SOHO Photo: SOHO

SOHO quarter, the shopping and entertainment in Central London. It occupies about a square mile and clearly limited: to the South to Piccadilly circus, from North – Oxford street, West Regent street, from the East – Charing Cross road.

By the seventeenth century it was already an established area. At different times there lived Haydn, Mozart, Casanova, Canaletto, Blake, Newton, Johnson, Marx. The story of the quarter was ambiguous, but it is in any case the road to its residents. Therefore, in the 1970-ies, when SOHO was going to completely tear down to build up again, the residents formed a "Society of SOHO". It persuaded the government to leave a quarter as a reserve. There are no skyscrapers, these cozy streets to remember past century.

It is believed that the name "SOHO" is derived from the cry, which the huntsman encourages hunters. In 1536 on the orders of Henry III here defeated the Royal Park is a must, and the hunt was on. Later these lands belonged to the Earls of Leicester and Portland. They built a quarter, hoping for rich residents, but nothing came of it – in SOHO settled mostly by immigrants. By the mid-nineteenth century, respectable family went away, but it opened brothels, music halls and cheap eateries.

In 1854 SOHO cholera broke out. At that time suspected that cholera and plague sick because of miasma in "bad air". English physician John snow carefully studied all the cases of cholera in SOHO. Interacting with the locals, he identified the source of the outbreak is not bad air, and a public pump, the water that has been polluted by being brought there by runoff. Snow persuaded the authorities to shut down the pump (simply remove the handle), and cholera subsided. Now on the corner of Brodick street and Lexington street set up with a pump without a handle, but on the contrary, in the pub "Jon snow", you can drink for one of the fathers of epidemiology.

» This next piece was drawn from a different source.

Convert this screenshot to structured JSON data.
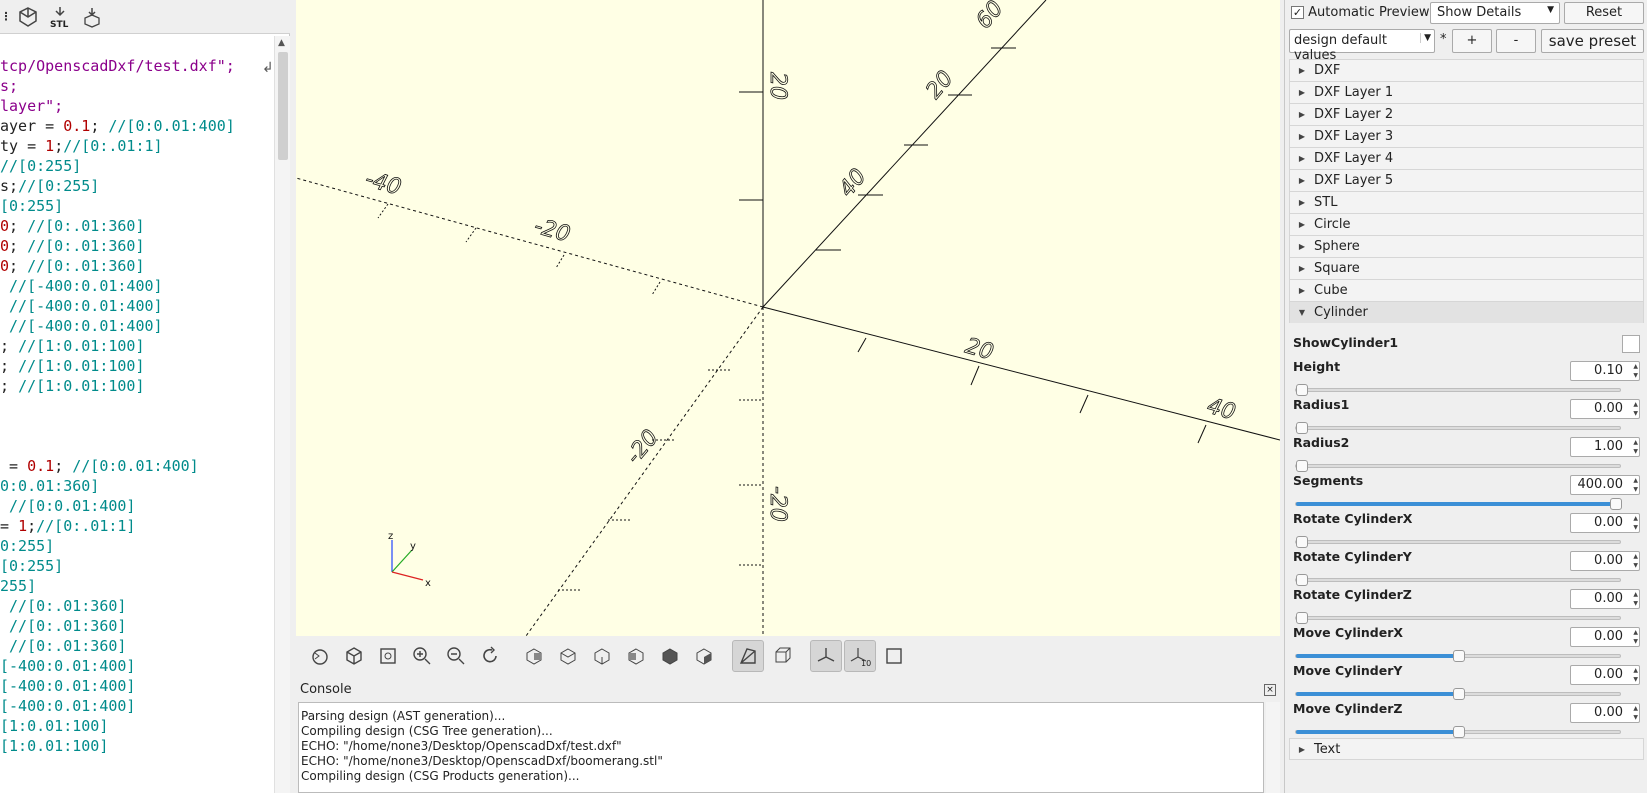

In the twentieth century, SOHO became a Bohemian place. According to the folklore, the local pubs every night was full of drunken writers and artists, many of whom were sober so rarely that it had no time to become famous. However, someone had managed: SOHO is considered the birthplace of British jazz, it also started those whose names are now famous, Eric Clapton, Rolling Stones, Sex Pistols.

Now SOHO is filled with bars, restaurants, night clubs and sex shops. The quarter was chosen by the London gay community. In 1999, tragedy struck – the neo-Nazis blew up a gay pub the Admiral Duncan on old Compton street, killing three people. In SOHO London are Chinatown, theatres, cinemas, music shops and small street market on Berwick street.

However here there are some Christian churches (including the Anglican St. Anne and St. Patrick Catholic), the hare Krishna temple and a small mosque.